No hay datos actuales de la realidad local, pero en el año 2022 hubo un aumento significativo de los diagnósticos de cáncer de mama en la Región de Los Lagos, siendo las comunas más afectadas por aumento de fallecimientos, en este periodo, Osorno, PuertoMontt, Puerto Varas, Castro y Ancud.

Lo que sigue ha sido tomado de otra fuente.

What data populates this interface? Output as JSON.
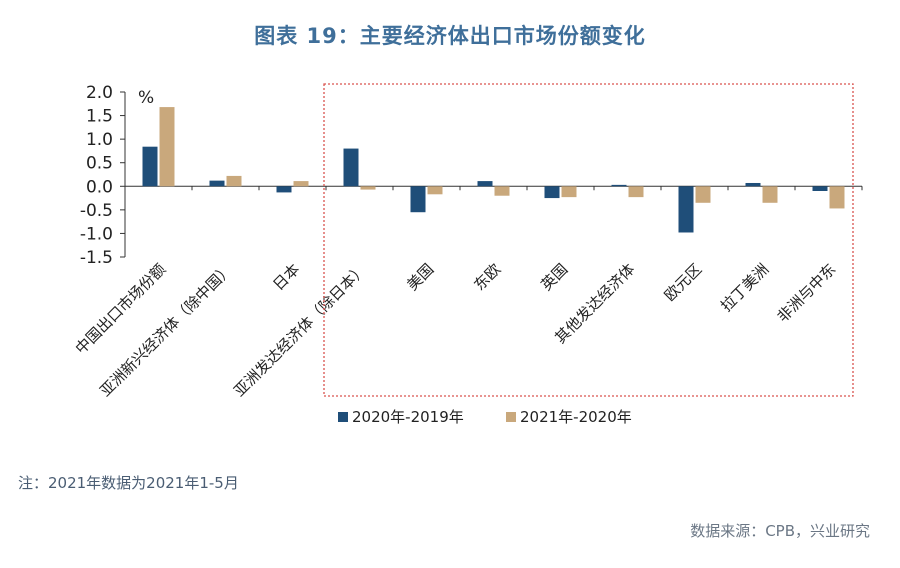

A pesar de que este año se estima que se realizarán alrededor de 5.640 nuevos diagnósticos de cáncer de mama en Chile, hablar de prevención no es solo referirse a la mamografía. Es, sobre todo, promover una cultura del autocuidado, derribar mitos y garantizar un acceso equitativo a la detección precoz, iniciando el autoexamen de manera rutinaria. En nuestro país aún existe una brecha importante entre mujeres de diferentes niveles socioeconómico, evidenciándose una sobre vida mayor en las mujeres que perteneces a Isapre en comparación con las que pertenecen al sistema público, el cual por programa debe iniciar este examen imagenológico a los 40 años. Mientras algunas pueden acceder con facilidad a controles preventivos y tratamientos de última generación, otras dependen exclusivamente de la atención pública, donde las listas de esperas o la falta de información retrasan diagnósticos que podrían salvar vidas.

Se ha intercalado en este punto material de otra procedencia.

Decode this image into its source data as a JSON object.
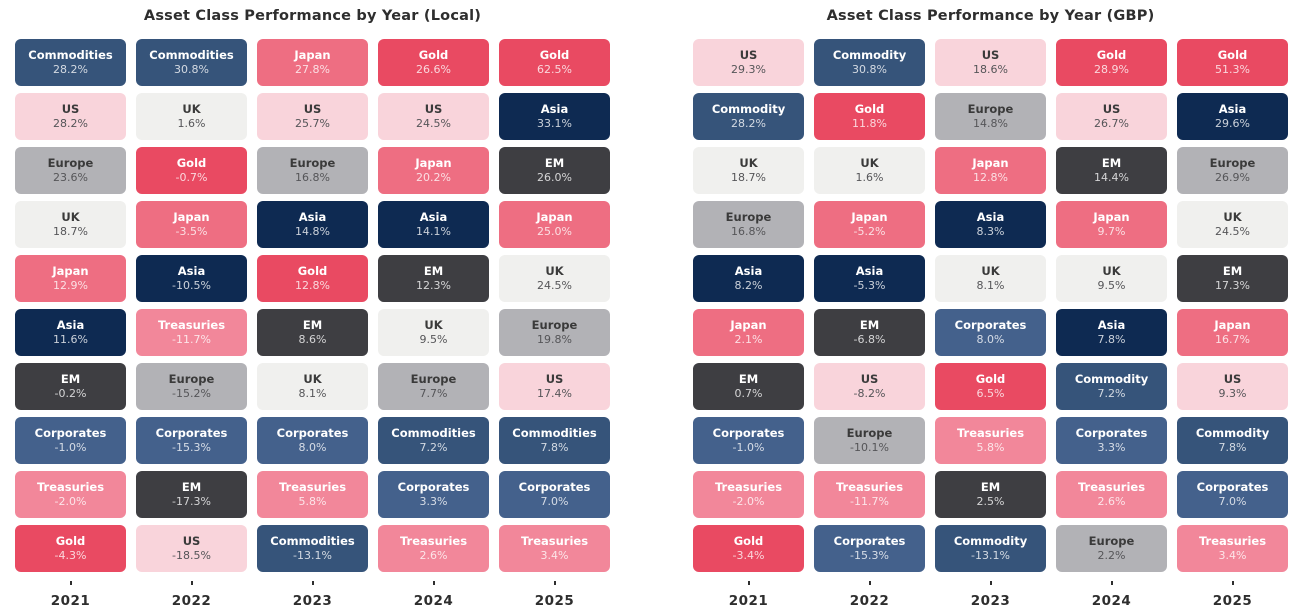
{
  "palette": {
    "commodities": {
      "bg": "#36547A",
      "text": "dark"
    },
    "corporates": {
      "bg": "#44618C",
      "text": "dark"
    },
    "asia": {
      "bg": "#0E2A52",
      "text": "dark"
    },
    "em": {
      "bg": "#3E3E42",
      "text": "dark"
    },
    "europe": {
      "bg": "#B2B2B6",
      "text": "light"
    },
    "uk": {
      "bg": "#F0F0EE",
      "text": "light"
    },
    "us": {
      "bg": "#F9D4DB",
      "text": "light"
    },
    "japan": {
      "bg": "#EE6E82",
      "text": "dark"
    },
    "treasuries": {
      "bg": "#F2879A",
      "text": "dark"
    },
    "gold": {
      "bg": "#E94A62",
      "text": "dark"
    }
  },
  "chart_data": [
    {
      "type": "table",
      "title": "Asset Class Performance by Year (Local)",
      "years": [
        "2021",
        "2022",
        "2023",
        "2024",
        "2025"
      ],
      "columns": [
        {
          "year": "2021",
          "tiles": [
            {
              "label": "Commodities",
              "value": "28.2%",
              "cls": "commodities"
            },
            {
              "label": "US",
              "value": "28.2%",
              "cls": "us"
            },
            {
              "label": "Europe",
              "value": "23.6%",
              "cls": "europe"
            },
            {
              "label": "UK",
              "value": "18.7%",
              "cls": "uk"
            },
            {
              "label": "Japan",
              "value": "12.9%",
              "cls": "japan"
            },
            {
              "label": "Asia",
              "value": "11.6%",
              "cls": "asia"
            },
            {
              "label": "EM",
              "value": "-0.2%",
              "cls": "em"
            },
            {
              "label": "Corporates",
              "value": "-1.0%",
              "cls": "corporates"
            },
            {
              "label": "Treasuries",
              "value": "-2.0%",
              "cls": "treasuries"
            },
            {
              "label": "Gold",
              "value": "-4.3%",
              "cls": "gold"
            }
          ]
        },
        {
          "year": "2022",
          "tiles": [
            {
              "label": "Commodities",
              "value": "30.8%",
              "cls": "commodities"
            },
            {
              "label": "UK",
              "value": "1.6%",
              "cls": "uk"
            },
            {
              "label": "Gold",
              "value": "-0.7%",
              "cls": "gold"
            },
            {
              "label": "Japan",
              "value": "-3.5%",
              "cls": "japan"
            },
            {
              "label": "Asia",
              "value": "-10.5%",
              "cls": "asia"
            },
            {
              "label": "Treasuries",
              "value": "-11.7%",
              "cls": "treasuries"
            },
            {
              "label": "Europe",
              "value": "-15.2%",
              "cls": "europe"
            },
            {
              "label": "Corporates",
              "value": "-15.3%",
              "cls": "corporates"
            },
            {
              "label": "EM",
              "value": "-17.3%",
              "cls": "em"
            },
            {
              "label": "US",
              "value": "-18.5%",
              "cls": "us"
            }
          ]
        },
        {
          "year": "2023",
          "tiles": [
            {
              "label": "Japan",
              "value": "27.8%",
              "cls": "japan"
            },
            {
              "label": "US",
              "value": "25.7%",
              "cls": "us"
            },
            {
              "label": "Europe",
              "value": "16.8%",
              "cls": "europe"
            },
            {
              "label": "Asia",
              "value": "14.8%",
              "cls": "asia"
            },
            {
              "label": "Gold",
              "value": "12.8%",
              "cls": "gold"
            },
            {
              "label": "EM",
              "value": "8.6%",
              "cls": "em"
            },
            {
              "label": "UK",
              "value": "8.1%",
              "cls": "uk"
            },
            {
              "label": "Corporates",
              "value": "8.0%",
              "cls": "corporates"
            },
            {
              "label": "Treasuries",
              "value": "5.8%",
              "cls": "treasuries"
            },
            {
              "label": "Commodities",
              "value": "-13.1%",
              "cls": "commodities"
            }
          ]
        },
        {
          "year": "2024",
          "tiles": [
            {
              "label": "Gold",
              "value": "26.6%",
              "cls": "gold"
            },
            {
              "label": "US",
              "value": "24.5%",
              "cls": "us"
            },
            {
              "label": "Japan",
              "value": "20.2%",
              "cls": "japan"
            },
            {
              "label": "Asia",
              "value": "14.1%",
              "cls": "asia"
            },
            {
              "label": "EM",
              "value": "12.3%",
              "cls": "em"
            },
            {
              "label": "UK",
              "value": "9.5%",
              "cls": "uk"
            },
            {
              "label": "Europe",
              "value": "7.7%",
              "cls": "europe"
            },
            {
              "label": "Commodities",
              "value": "7.2%",
              "cls": "commodities"
            },
            {
              "label": "Corporates",
              "value": "3.3%",
              "cls": "corporates"
            },
            {
              "label": "Treasuries",
              "value": "2.6%",
              "cls": "treasuries"
            }
          ]
        },
        {
          "year": "2025",
          "tiles": [
            {
              "label": "Gold",
              "value": "62.5%",
              "cls": "gold"
            },
            {
              "label": "Asia",
              "value": "33.1%",
              "cls": "asia"
            },
            {
              "label": "EM",
              "value": "26.0%",
              "cls": "em"
            },
            {
              "label": "Japan",
              "value": "25.0%",
              "cls": "japan"
            },
            {
              "label": "UK",
              "value": "24.5%",
              "cls": "uk"
            },
            {
              "label": "Europe",
              "value": "19.8%",
              "cls": "europe"
            },
            {
              "label": "US",
              "value": "17.4%",
              "cls": "us"
            },
            {
              "label": "Commodities",
              "value": "7.8%",
              "cls": "commodities"
            },
            {
              "label": "Corporates",
              "value": "7.0%",
              "cls": "corporates"
            },
            {
              "label": "Treasuries",
              "value": "3.4%",
              "cls": "treasuries"
            }
          ]
        }
      ]
    },
    {
      "type": "table",
      "title": "Asset Class Performance by Year (GBP)",
      "years": [
        "2021",
        "2022",
        "2023",
        "2024",
        "2025"
      ],
      "columns": [
        {
          "year": "2021",
          "tiles": [
            {
              "label": "US",
              "value": "29.3%",
              "cls": "us"
            },
            {
              "label": "Commodity",
              "value": "28.2%",
              "cls": "commodities"
            },
            {
              "label": "UK",
              "value": "18.7%",
              "cls": "uk"
            },
            {
              "label": "Europe",
              "value": "16.8%",
              "cls": "europe"
            },
            {
              "label": "Asia",
              "value": "8.2%",
              "cls": "asia"
            },
            {
              "label": "Japan",
              "value": "2.1%",
              "cls": "japan"
            },
            {
              "label": "EM",
              "value": "0.7%",
              "cls": "em"
            },
            {
              "label": "Corporates",
              "value": "-1.0%",
              "cls": "corporates"
            },
            {
              "label": "Treasuries",
              "value": "-2.0%",
              "cls": "treasuries"
            },
            {
              "label": "Gold",
              "value": "-3.4%",
              "cls": "gold"
            }
          ]
        },
        {
          "year": "2022",
          "tiles": [
            {
              "label": "Commodity",
              "value": "30.8%",
              "cls": "commodities"
            },
            {
              "label": "Gold",
              "value": "11.8%",
              "cls": "gold"
            },
            {
              "label": "UK",
              "value": "1.6%",
              "cls": "uk"
            },
            {
              "label": "Japan",
              "value": "-5.2%",
              "cls": "japan"
            },
            {
              "label": "Asia",
              "value": "-5.3%",
              "cls": "asia"
            },
            {
              "label": "EM",
              "value": "-6.8%",
              "cls": "em"
            },
            {
              "label": "US",
              "value": "-8.2%",
              "cls": "us"
            },
            {
              "label": "Europe",
              "value": "-10.1%",
              "cls": "europe"
            },
            {
              "label": "Treasuries",
              "value": "-11.7%",
              "cls": "treasuries"
            },
            {
              "label": "Corporates",
              "value": "-15.3%",
              "cls": "corporates"
            }
          ]
        },
        {
          "year": "2023",
          "tiles": [
            {
              "label": "US",
              "value": "18.6%",
              "cls": "us"
            },
            {
              "label": "Europe",
              "value": "14.8%",
              "cls": "europe"
            },
            {
              "label": "Japan",
              "value": "12.8%",
              "cls": "japan"
            },
            {
              "label": "Asia",
              "value": "8.3%",
              "cls": "asia"
            },
            {
              "label": "UK",
              "value": "8.1%",
              "cls": "uk"
            },
            {
              "label": "Corporates",
              "value": "8.0%",
              "cls": "corporates"
            },
            {
              "label": "Gold",
              "value": "6.5%",
              "cls": "gold"
            },
            {
              "label": "Treasuries",
              "value": "5.8%",
              "cls": "treasuries"
            },
            {
              "label": "EM",
              "value": "2.5%",
              "cls": "em"
            },
            {
              "label": "Commodity",
              "value": "-13.1%",
              "cls": "commodities"
            }
          ]
        },
        {
          "year": "2024",
          "tiles": [
            {
              "label": "Gold",
              "value": "28.9%",
              "cls": "gold"
            },
            {
              "label": "US",
              "value": "26.7%",
              "cls": "us"
            },
            {
              "label": "EM",
              "value": "14.4%",
              "cls": "em"
            },
            {
              "label": "Japan",
              "value": "9.7%",
              "cls": "japan"
            },
            {
              "label": "UK",
              "value": "9.5%",
              "cls": "uk"
            },
            {
              "label": "Asia",
              "value": "7.8%",
              "cls": "asia"
            },
            {
              "label": "Commodity",
              "value": "7.2%",
              "cls": "commodities"
            },
            {
              "label": "Corporates",
              "value": "3.3%",
              "cls": "corporates"
            },
            {
              "label": "Treasuries",
              "value": "2.6%",
              "cls": "treasuries"
            },
            {
              "label": "Europe",
              "value": "2.2%",
              "cls": "europe"
            }
          ]
        },
        {
          "year": "2025",
          "tiles": [
            {
              "label": "Gold",
              "value": "51.3%",
              "cls": "gold"
            },
            {
              "label": "Asia",
              "value": "29.6%",
              "cls": "asia"
            },
            {
              "label": "Europe",
              "value": "26.9%",
              "cls": "europe"
            },
            {
              "label": "UK",
              "value": "24.5%",
              "cls": "uk"
            },
            {
              "label": "EM",
              "value": "17.3%",
              "cls": "em"
            },
            {
              "label": "Japan",
              "value": "16.7%",
              "cls": "japan"
            },
            {
              "label": "US",
              "value": "9.3%",
              "cls": "us"
            },
            {
              "label": "Commodity",
              "value": "7.8%",
              "cls": "commodities"
            },
            {
              "label": "Corporates",
              "value": "7.0%",
              "cls": "corporates"
            },
            {
              "label": "Treasuries",
              "value": "3.4%",
              "cls": "treasuries"
            }
          ]
        }
      ]
    }
  ]
}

El examen de mama anual y el autoexamen simple siguen siendo herramientas simples, pero poderosas. sin embargo, requieren educación y acompañamiento. Muchas mujeres aún sienten miedo o verguenza al realizarse la mamografía, y en zonas rurales la disponibilidad de equipos sigue siendo limitada. Esto nos recuerda que la prevención no es solo responsabilidad individual: es una tarea colectiva y estatal, donde la salud pública debe garantizar oportunidades reales de detención temprana para todas.

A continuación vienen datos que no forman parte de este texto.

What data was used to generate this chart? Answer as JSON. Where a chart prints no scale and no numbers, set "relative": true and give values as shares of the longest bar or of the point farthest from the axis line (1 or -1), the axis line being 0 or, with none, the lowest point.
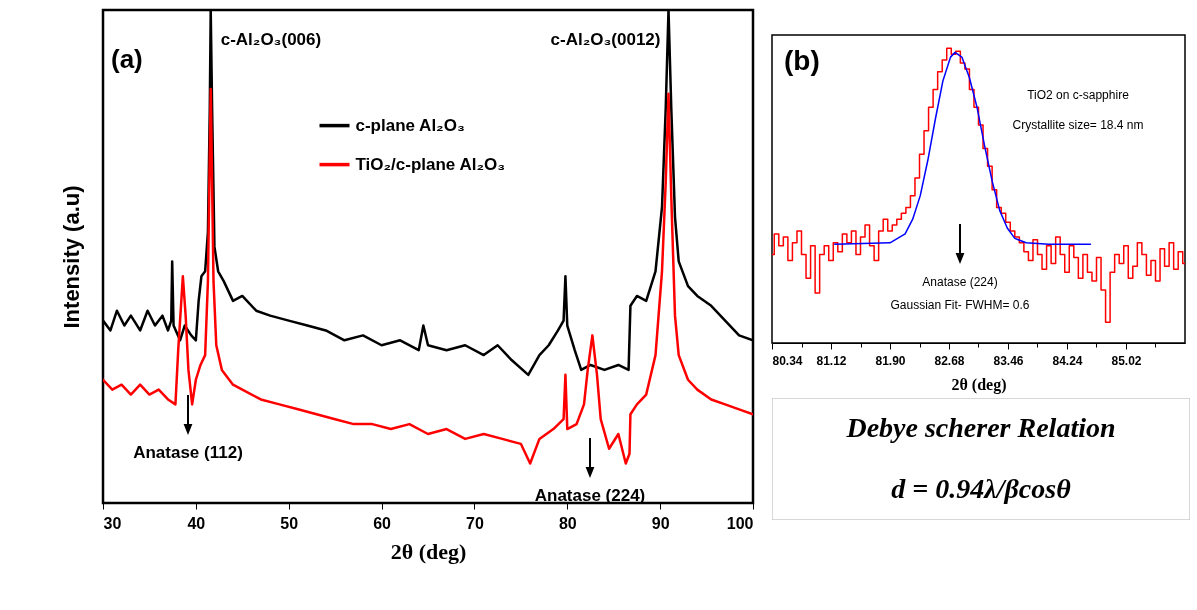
{
  "chart_data": [
    {
      "type": "line",
      "relative": true,
      "xlabel": "2θ (deg)",
      "ylabel": "Intensity (a.u)",
      "xlim": [
        30,
        100
      ],
      "xticks": [
        30,
        40,
        50,
        60,
        70,
        80,
        90,
        100
      ],
      "legend": "top",
      "line_style": "solid",
      "annotations": [
        "(a)",
        {
          "text": "c-Al₂O₃(006)",
          "x": 41.6,
          "y": 0.94
        },
        {
          "text": "c-Al₂O₃(0012)",
          "x": 90.9,
          "y": 0.94
        },
        "Anatase (112)",
        "Anatase (224)"
      ],
      "series": [
        {
          "name": "c-plane Al₂O₃",
          "color": "#000000",
          "x": [
            30,
            30.8,
            31.5,
            32.3,
            33,
            34,
            34.8,
            35.6,
            36.4,
            37,
            37.35,
            37.45,
            37.6,
            38.3,
            38.8,
            39.5,
            40,
            40.3,
            40.6,
            41,
            41.3,
            41.5,
            41.6,
            41.75,
            42,
            42.4,
            43,
            44,
            45,
            46.5,
            48,
            50,
            52,
            54,
            56,
            58,
            60,
            62,
            64,
            64.5,
            65,
            67,
            69,
            71,
            72.5,
            74,
            75.8,
            77,
            78,
            79,
            79.6,
            79.8,
            80,
            80.8,
            81.5,
            82.5,
            84,
            85.5,
            86.6,
            86.8,
            87.5,
            88.5,
            89.5,
            90.2,
            90.6,
            90.9,
            91.2,
            91.6,
            92,
            93,
            94,
            95.5,
            97,
            98.5,
            100
          ],
          "values": [
            0.37,
            0.35,
            0.39,
            0.36,
            0.38,
            0.35,
            0.39,
            0.36,
            0.38,
            0.35,
            0.37,
            0.49,
            0.36,
            0.33,
            0.36,
            0.34,
            0.33,
            0.41,
            0.46,
            0.47,
            0.55,
            0.8,
            1,
            0.8,
            0.52,
            0.47,
            0.45,
            0.41,
            0.42,
            0.39,
            0.38,
            0.37,
            0.36,
            0.35,
            0.33,
            0.34,
            0.32,
            0.33,
            0.31,
            0.36,
            0.32,
            0.31,
            0.32,
            0.3,
            0.32,
            0.29,
            0.26,
            0.3,
            0.32,
            0.35,
            0.37,
            0.46,
            0.36,
            0.31,
            0.27,
            0.28,
            0.27,
            0.28,
            0.27,
            0.4,
            0.42,
            0.41,
            0.47,
            0.6,
            0.8,
            1,
            0.8,
            0.58,
            0.49,
            0.44,
            0.42,
            0.4,
            0.37,
            0.34,
            0.33
          ]
        },
        {
          "name": "TiO₂/c-plane Al₂O₃",
          "color": "#ff0000",
          "x": [
            30,
            31,
            32,
            33,
            34,
            35,
            36,
            37,
            37.8,
            38.1,
            38.3,
            38.6,
            38.9,
            39.2,
            39.6,
            40,
            40.5,
            41,
            41.3,
            41.6,
            41.9,
            42.2,
            42.8,
            44,
            45,
            47,
            49,
            51,
            53,
            55,
            57,
            59,
            61,
            63,
            65,
            67,
            69,
            71,
            73,
            75,
            76,
            77,
            78.5,
            79.6,
            79.8,
            80,
            81,
            81.8,
            82.2,
            82.7,
            83.2,
            83.6,
            84.5,
            85.5,
            86.3,
            86.7,
            86.8,
            87.5,
            88.5,
            89.5,
            90.2,
            90.6,
            90.9,
            91.2,
            91.6,
            92,
            93,
            94,
            95.5,
            97,
            98.5,
            100
          ],
          "values": [
            0.25,
            0.23,
            0.24,
            0.22,
            0.24,
            0.22,
            0.23,
            0.21,
            0.2,
            0.31,
            0.37,
            0.46,
            0.38,
            0.27,
            0.2,
            0.25,
            0.28,
            0.3,
            0.45,
            0.84,
            0.45,
            0.32,
            0.27,
            0.24,
            0.23,
            0.21,
            0.2,
            0.19,
            0.18,
            0.17,
            0.16,
            0.16,
            0.15,
            0.16,
            0.14,
            0.15,
            0.13,
            0.14,
            0.13,
            0.12,
            0.08,
            0.13,
            0.15,
            0.17,
            0.26,
            0.15,
            0.16,
            0.2,
            0.27,
            0.34,
            0.26,
            0.17,
            0.11,
            0.14,
            0.08,
            0.1,
            0.18,
            0.2,
            0.22,
            0.3,
            0.47,
            0.65,
            0.83,
            0.62,
            0.38,
            0.3,
            0.25,
            0.23,
            0.21,
            0.2,
            0.19,
            0.18
          ]
        }
      ]
    },
    {
      "type": "line",
      "relative": true,
      "xlabel": "2θ (deg)",
      "xlim": [
        80.34,
        85.8
      ],
      "xticks": [
        80.34,
        {
          "value": 80.73,
          "label": null
        },
        81.12,
        {
          "value": 81.51,
          "label": null
        },
        {
          "value": 81.9,
          "label": "81.90"
        },
        {
          "value": 82.29,
          "label": null
        },
        82.68,
        {
          "value": 83.07,
          "label": null
        },
        83.46,
        {
          "value": 83.85,
          "label": null
        },
        84.24,
        {
          "value": 84.63,
          "label": null
        },
        85.02,
        {
          "value": 85.41,
          "label": null
        }
      ],
      "annotations": [
        "(b)",
        "TiO2 on c-sapphire",
        "Crystallite size= 18.4 nm",
        "Gaussian Fit- FWHM= 0.6",
        "Anatase (224)"
      ],
      "series": [
        {
          "type": "step",
          "color": "#ff0000",
          "x": [
            80.34,
            80.4,
            80.46,
            80.52,
            80.58,
            80.64,
            80.7,
            80.76,
            80.82,
            80.88,
            80.94,
            81,
            81.06,
            81.12,
            81.18,
            81.24,
            81.3,
            81.36,
            81.42,
            81.48,
            81.54,
            81.6,
            81.66,
            81.72,
            81.78,
            81.84,
            81.9,
            81.96,
            82.02,
            82.08,
            82.14,
            82.2,
            82.26,
            82.32,
            82.38,
            82.44,
            82.5,
            82.56,
            82.62,
            82.68,
            82.74,
            82.8,
            82.86,
            82.92,
            82.98,
            83.04,
            83.1,
            83.16,
            83.22,
            83.28,
            83.34,
            83.4,
            83.46,
            83.52,
            83.58,
            83.64,
            83.7,
            83.76,
            83.82,
            83.88,
            83.94,
            84,
            84.06,
            84.12,
            84.18,
            84.24,
            84.3,
            84.36,
            84.42,
            84.48,
            84.54,
            84.6,
            84.66,
            84.72,
            84.78,
            84.84,
            84.9,
            84.96,
            85.02,
            85.08,
            85.14,
            85.2,
            85.26,
            85.32,
            85.38,
            85.44,
            85.5,
            85.56,
            85.62,
            85.68,
            85.74,
            85.8
          ],
          "values": [
            0.3,
            0.37,
            0.33,
            0.36,
            0.28,
            0.34,
            0.38,
            0.3,
            0.22,
            0.33,
            0.17,
            0.3,
            0.33,
            0.28,
            0.34,
            0.31,
            0.37,
            0.34,
            0.38,
            0.3,
            0.36,
            0.4,
            0.33,
            0.28,
            0.38,
            0.42,
            0.38,
            0.4,
            0.42,
            0.44,
            0.46,
            0.5,
            0.56,
            0.64,
            0.72,
            0.8,
            0.86,
            0.92,
            0.96,
            1,
            0.98,
            0.99,
            0.95,
            0.93,
            0.86,
            0.8,
            0.74,
            0.66,
            0.6,
            0.52,
            0.46,
            0.44,
            0.41,
            0.38,
            0.36,
            0.34,
            0.31,
            0.28,
            0.35,
            0.3,
            0.25,
            0.33,
            0.27,
            0.36,
            0.3,
            0.24,
            0.33,
            0.29,
            0.22,
            0.3,
            0.24,
            0.21,
            0.29,
            0.18,
            0.07,
            0.24,
            0.3,
            0.27,
            0.33,
            0.22,
            0.26,
            0.34,
            0.3,
            0.23,
            0.28,
            0.21,
            0.32,
            0.26,
            0.34,
            0.25,
            0.31,
            0.27
          ]
        },
        {
          "type": "line",
          "color": "#0000ff",
          "x": [
            81.17,
            81.9,
            82.1,
            82.2,
            82.3,
            82.4,
            82.5,
            82.6,
            82.7,
            82.76,
            82.85,
            82.95,
            83.05,
            83.15,
            83.25,
            83.35,
            83.45,
            83.55,
            83.7,
            84,
            84.55
          ],
          "values": [
            0.335,
            0.34,
            0.37,
            0.42,
            0.5,
            0.62,
            0.76,
            0.89,
            0.97,
            0.986,
            0.97,
            0.9,
            0.8,
            0.67,
            0.55,
            0.45,
            0.39,
            0.355,
            0.34,
            0.335,
            0.335
          ]
        }
      ]
    },
    {
      "type": "other",
      "annotations": [
        "Debye scherer Relation",
        "d = 0.94λ/βcosθ"
      ]
    }
  ]
}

También es urgente que, como sociedad, avanzamos en la conciencia comunitaria. Los medios de comunicación, las escuelas y los lugares de trabajo deben transformarse en espacios donde hablar de salud mamaria sea tan natural como hablar de nutrición o ejercicios. El cáncer de mama no distingue edad ni condición social, pero si se puede vencer si se detecta a tiempo.
Hoy más que nunca necesitamos pasar del discurso a la acción. No basta con usar lazos de rosas en octubre, la verdadera prevención ocurre los doce meses del año, porque cada examen realizado a tiempo en una oportunidad de vida ganada.